C'est donc cet événement que célèbre le tableau de Vincent, dont on ignore s'il a été commandé pour être offert à Jérôme ou par Jérôme lui-même. Notre petite toile ne présente pratiquement pas de variantes avec le tableau de Kassel. Les deux personnages, qui se tiennent sur le quai comme sur une scène de théâtre, symbolisent cette libération des esclaves. La scène se déroule à leur retour en Italie, pays dont la plupart de ces hommes étaient originaires. En arrière-plan de la toile, nous découvrons la rade de Gênes et une embarcation qui ramène à terre les prisonniers attendus par leurs familles. La composition du tableau, véritable exvoto, conjugue le langage allégorique et les détails les plus réalistes : les marques des fers sur les chevilles de l'homme, le tatouage sur son avant-bras, l'expression de son visage. La fillette tient une couronne de feuilles de chêne, symbole de puissance et de justice, liée d'un ruban qui, dans le grand tableau de Kassel, porte l'inscription La Riconoscenza a Girolamo Bonaparte (Reconnaissance à Jérôme Bonaparte). Symbolise-t-elle cette reconnaissance ou bien est-elle la fille du prisonnier libéré ? Le petit chien qui accourt figure quant à lui la fidélité que les prisonniers doivent à leur libérateur.

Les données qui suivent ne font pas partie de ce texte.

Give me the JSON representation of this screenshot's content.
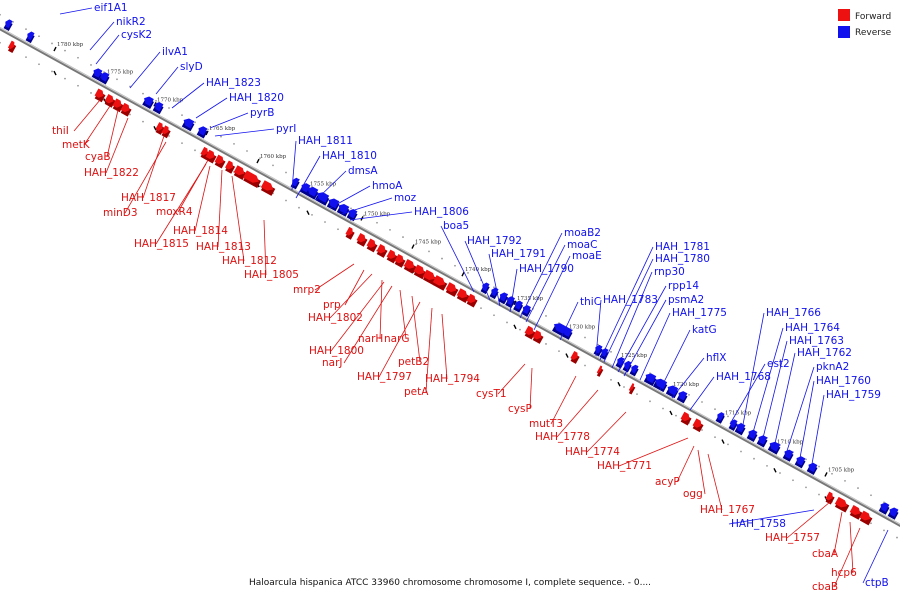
{
  "caption": "Haloarcula hispanica ATCC 33960 chromosome chromosome I, complete sequence. - 0....",
  "legend": [
    {
      "label": "Forward",
      "color": "#ee1111"
    },
    {
      "label": "Reverse",
      "color": "#1111ee"
    }
  ],
  "colors": {
    "forward": "#ee1111",
    "forward_dark": "#9a0000",
    "reverse": "#1111ee",
    "reverse_dark": "#00008a",
    "backbone": "#777777"
  },
  "kbp_ticks": [
    "1780 kbp",
    "1775 kbp",
    "1770 kbp",
    "1765 kbp",
    "1760 kbp",
    "1755 kbp",
    "1750 kbp",
    "1745 kbp",
    "1740 kbp",
    "1735 kbp",
    "1730 kbp",
    "1725 kbp",
    "1720 kbp",
    "1715 kbp",
    "1710 kbp",
    "1705 kbp"
  ],
  "reverse_labels": [
    "eif1A1",
    "nikR2",
    "cysK2",
    "ilvA1",
    "slyD",
    "HAH_1823",
    "HAH_1820",
    "pyrB",
    "pyrI",
    "HAH_1811",
    "HAH_1810",
    "dmsA",
    "hmoA",
    "moz",
    "HAH_1806",
    "boa5",
    "HAH_1792",
    "HAH_1791",
    "HAH_1790",
    "moaB2",
    "moaC",
    "moaE",
    "thiC",
    "HAH_1783",
    "HAH_1781",
    "HAH_1780",
    "rnp30",
    "rpp14",
    "psmA2",
    "HAH_1775",
    "katG",
    "hflX",
    "HAH_1768",
    "est2",
    "HAH_1766",
    "HAH_1764",
    "HAH_1763",
    "HAH_1762",
    "pknA2",
    "HAH_1760",
    "HAH_1759",
    "HAH_1758",
    "ctpB"
  ],
  "forward_labels": [
    "thiI",
    "metK",
    "cyaB",
    "HAH_1822",
    "HAH_1817",
    "minD3",
    "moxR4",
    "HAH_1815",
    "HAH_1814",
    "HAH_1813",
    "HAH_1812",
    "HAH_1805",
    "mrp2",
    "prp",
    "HAH_1802",
    "narH",
    "HAH_1800",
    "narJ",
    "narG",
    "petB2",
    "HAH_1797",
    "petA",
    "HAH_1794",
    "cysT1",
    "cysP",
    "mutT3",
    "HAH_1778",
    "HAH_1774",
    "HAH_1771",
    "acyP",
    "ogg",
    "HAH_1767",
    "HAH_1757",
    "cbaA",
    "hcp6",
    "cbaB"
  ]
}
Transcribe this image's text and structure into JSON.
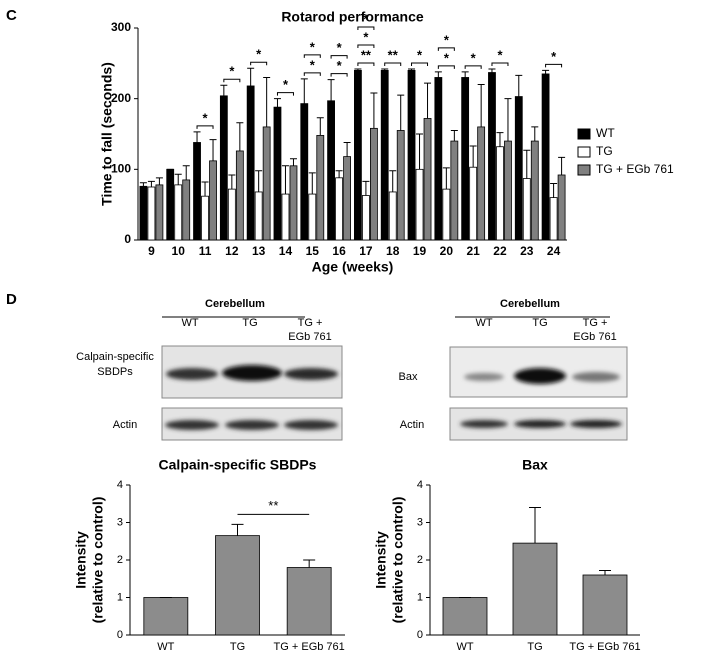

Vincent devait être particulièrement attaché à cette composition pour en avoir gardé cette réduction qu'il a donnée à Marie-Gabrielle Capet, restée auprès de lui après la mort de sa femme, Adélaïde Labille-Guiard.

 

1— P. Chaussard, Le Pausanias français, ou Description du Salon de 1806, 2e éd., Paris, 1808. Voir J.-P. Cuzin, cat. exp. De David à Delacroix. La peinture française de 1774 à 1830, Paris-New-York, 1974-1975, p. 665.

2— Huile sur toile, 159 x 204 cm, signé et daté en bas à gauche Vincent, de l'institut, / de la Légion d'honneur. Paris. 1806, Kassel, Staatliche Museum Kassel, Neue Galerie, inv. Nr. 1875/969, voir P. Rosenberg, cat. exp. Poussin, Watteau, Chardin, David… Peintures françaises dans les collections allemandes, XVIIe-XVIIIe siècle, Paris, Grand Palais, avril-juillet 2005, no 171, pp. 447-448, repr. p. 298.

3— J. Bonaparte, Mémoires et correspondance de Jérôme Bonaparte et de la reine Catherine, Paris, E. Dentu, 1861-1866, 7 vol., t. I, pp. 333-350.